(Kapatılan)15. Ceza Dairesi 2013/20992 E. , 2013/16195 K.
MAHKEMESİ :Ağır Ceza Mahkemesi
SUÇ : Nitelikli dolandırıcılık
HÜKÜM : Ortadan kaldırma
Dosya incelenerek gereği düşünüldü;
Bir olayın açıklanması sırasında başka bir olaydan da söz edilmesi o olay hakkında da dava açıldığını göstermeyeceği genel kuralına atıf yapan 15.07.2013 tarihli Ceza Daireleri Başkanlar Kurulu kararı doğrultusunda sahtecilik suçundan haklarında açılmış bir dava bulunmayan sanıklar hakkında kamu kurumu zararına dolandırıcılık suçundan yapılan yargılama sonunda kurulan hükme yönelik incelemede;
1-Sanıklar ..., ..., ..., ..., ..., ..., ..., ..., ..., ..., ..., ..., ..., ..., ..., ..., ..., ..., ..., ..., ..., ... hakkında nitelikli dolandırıcılık suçundan kurulan ortadan kaldırma hükmüne yönelik katılan vekilinin temyiz isteminin incelenmesinde;
Dolandırıcılık suçunun oluşabilmesi için;
Failin bir kimseyi, kandırabilecek nitelikte hileli davranışlarla hataya düşürüp, onun veya başkasının zararına,
kendisine veya başkasına yarar sağlaması gerekmektedir.
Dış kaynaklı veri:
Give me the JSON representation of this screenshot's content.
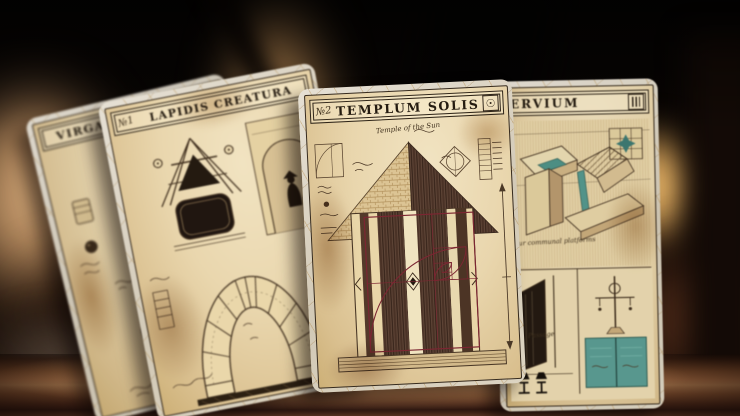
{
  "cards": {
    "virga": {
      "title": "VIRGA TRITONIS"
    },
    "lapidis": {
      "number": "№1",
      "title": "LAPIDIS CREATURA"
    },
    "templum": {
      "number": "№2",
      "title": "TEMPLUM SOLIS",
      "subtitle": "Temple of the Sun"
    },
    "servium": {
      "title": "ERVIUM",
      "note_platforms": "four communal platforms",
      "note_passage": "Passage"
    }
  },
  "icons": {
    "sun": {
      "name": "sun-icon",
      "glyph": "☉"
    },
    "columns": {
      "name": "columns-icon"
    },
    "square": {
      "name": "square-icon"
    }
  },
  "colors": {
    "parchment": "#ecd9ae",
    "ink": "#2b2014",
    "maroon_overlay": "#7c2632",
    "teal_accent": "#4f9287",
    "card_edge": "#d9d2c4",
    "table_wood": "#b5764a",
    "candle_glow": "#f2c577",
    "background": "#0a0603"
  }
}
Hile nitelikli bir yalandır. Fail tarafından yapılan hileli davranış belli oranda ağır, yoğun ve ustaca olmalı, sergileniş açısından mağdurun inceleme olanağını ortadan kaldıracak nitelikte bir takım hareketler olmalıdır. Kullanılan hileli davranışlarla mağdur yanılgıya düşürülmeli ve bu yanıltma sonucu yalanlara inanan mağdur tarafından sanık veya bir başkasına haksız çıkar sağlanmalıdır. Hilenin kandırıcı nitelikte olup olmadığı olaysal olarak değerlendirilmeli, olayın özelliği, fiille olan ilişkisi, mağdurun durumu, kullanılmışsa gizlenen veya değiştirilen belgenin nitelikleri ayrı ayrı nazara alınmalıdır.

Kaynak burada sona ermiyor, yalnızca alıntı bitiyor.